With the Personal Computer approaching middle age, industry analysts tell us that we're entering the Post-PC Era. That might be true by the formal definition of a "Personal Computer," but – no matter what we call the end user's device or in whatever form we recognize it – it's still personal computing and that device is the new personal computer.
In ADMIN issue 09's "Welcome" column, I discussed the strained symbiosis between mobile device management in bring your own device (BYOD) programs and users. In this issue, it's all about dealing with the hardware and placing limits on what we want that hardware to do once inside our realm. Sure, there's a user on the other end of that device, but it's the hardware that we have to develop a rapport with first. We have to greet its interface, learn its idiosyncrasies, conquer its faults, control its activities, and then hand it back to its owner, the user. By controlling the hardware, we also control the user and create a more consistent environment.
It all started with the Commodore PET personal computer back in 1977 as the first successfully mass-produced and mass-marketed computer exclusively for desktop computing use. It looks like what we all think of when we imagine a traditional desktop computer. But, when contemporary analysts write and speak about the Post-PC Era, they're talking about desktop computers and standard laptops as well. By my definition, the Post-PC Era generally includes netbooks, ultrabooks, tablets, and mobile phones – essentially any portable personal computing device.
What the so-called Post-PC Era brings to us as system administrators is inconsistency. System administrators hate inconsistency. We spend countless hours perfecting and polishing our "Gold" images so that our users will have an easy startup and smooth daily operating experience. And, we do it to ensure consistency.
The inconsistency arising from the Post-PC Era is a result of the number of possible platforms from which to choose. Not only do we have multiple mobile device types, we also encounter multiple operating system versions, multiple hardware generations and multiple platforms.
Inconsistency is the new consistency.
Fortunately, companies are running to our rescue to provide the control and the consistency that we need. Unfortunately, there are so many of those companies that it's difficult to discern which ones to trust, to adopt, and to use for mobile device management (MDM). Once we've chosen a management suite, our battle is only half over. Most MDM suites provide consistent controls over devices that enter our network perimeters, both physically and virtually.

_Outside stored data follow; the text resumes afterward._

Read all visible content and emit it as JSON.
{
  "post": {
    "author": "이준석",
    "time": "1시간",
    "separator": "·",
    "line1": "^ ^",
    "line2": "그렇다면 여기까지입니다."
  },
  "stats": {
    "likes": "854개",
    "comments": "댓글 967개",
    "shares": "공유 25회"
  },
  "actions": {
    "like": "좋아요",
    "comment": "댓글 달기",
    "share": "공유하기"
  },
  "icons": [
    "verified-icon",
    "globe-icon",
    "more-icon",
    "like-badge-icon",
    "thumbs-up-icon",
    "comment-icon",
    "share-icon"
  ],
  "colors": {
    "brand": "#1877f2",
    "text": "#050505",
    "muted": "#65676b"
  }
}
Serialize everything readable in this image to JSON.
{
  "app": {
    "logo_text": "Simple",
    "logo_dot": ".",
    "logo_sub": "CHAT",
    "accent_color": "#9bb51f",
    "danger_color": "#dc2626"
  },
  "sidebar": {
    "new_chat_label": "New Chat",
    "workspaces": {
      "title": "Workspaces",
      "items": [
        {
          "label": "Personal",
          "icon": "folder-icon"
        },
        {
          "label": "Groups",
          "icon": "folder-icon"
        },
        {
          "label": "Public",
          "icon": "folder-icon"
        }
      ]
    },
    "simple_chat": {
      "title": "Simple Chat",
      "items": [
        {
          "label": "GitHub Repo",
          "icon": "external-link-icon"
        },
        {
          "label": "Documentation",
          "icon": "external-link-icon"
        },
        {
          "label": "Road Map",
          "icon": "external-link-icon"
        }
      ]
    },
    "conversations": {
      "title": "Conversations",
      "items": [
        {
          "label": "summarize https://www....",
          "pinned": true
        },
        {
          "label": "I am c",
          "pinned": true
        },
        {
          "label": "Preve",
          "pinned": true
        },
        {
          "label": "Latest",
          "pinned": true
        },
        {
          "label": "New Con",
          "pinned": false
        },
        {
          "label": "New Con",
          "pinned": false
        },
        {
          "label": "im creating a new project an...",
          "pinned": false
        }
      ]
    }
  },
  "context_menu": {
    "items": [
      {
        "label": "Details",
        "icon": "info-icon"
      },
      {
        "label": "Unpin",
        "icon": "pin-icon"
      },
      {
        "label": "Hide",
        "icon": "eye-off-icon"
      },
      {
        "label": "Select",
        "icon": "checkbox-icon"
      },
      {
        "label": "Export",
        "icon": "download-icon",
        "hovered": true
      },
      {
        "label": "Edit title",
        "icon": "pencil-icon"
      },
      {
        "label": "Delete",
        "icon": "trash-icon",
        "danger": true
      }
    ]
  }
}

Like the opening words to the old "Outer Limits" TV series, "We will control the vertical. We will control the horizontal." Once inside the "inner limits" of our network, the device is ours, and it must be so to maintain that required consistency. Consistency equals uniformity, and uniformity equals security. Once we allow an exception, we potentially compromise everyone's security. That's why we administrators like consistency, uniformity, and security. It makes our lives easier. Apply one password policy to everyone. Apply one remote connectivity portal to everyone. Apply a standard set of rules to every device.
Consistent policies are like everything else in technology; they work in theory. In practice, we know that there will be inconsistencies to manage. By incorporating inconsistency into our environments, we also relinquish any ability to maintain a secure perimeter. Once we allow jailbroken, rooted, or other compromised devices, we've disrupted any notion of control. Once we allow simple, short, or blank passwords, we've basically given up our ability to prevent simple attacks. Once we allow any "backdoor" access to our networks, we've provided an entry point for unauthorized access or for criminal activity.
The problem with inconsistency in the Post-PC Era is that we've essentially doubled or tripled the number of devices that we must manage. Inconsistency scales better than any technology. Its negative effects spread both vertically and horizontally.
Educate your users, your managers, and your executives that consistency inside the network is absolutely required. Assure your users that the control is for their own good. Explain to your users that, within the limits of the corporate network, you have control of their devices. There's nothing wrong with the device. Do not attempt to adjust it.
We will control the vertical. We will control the horizontal. Once you disconnect from the network, we will return control of your device to you.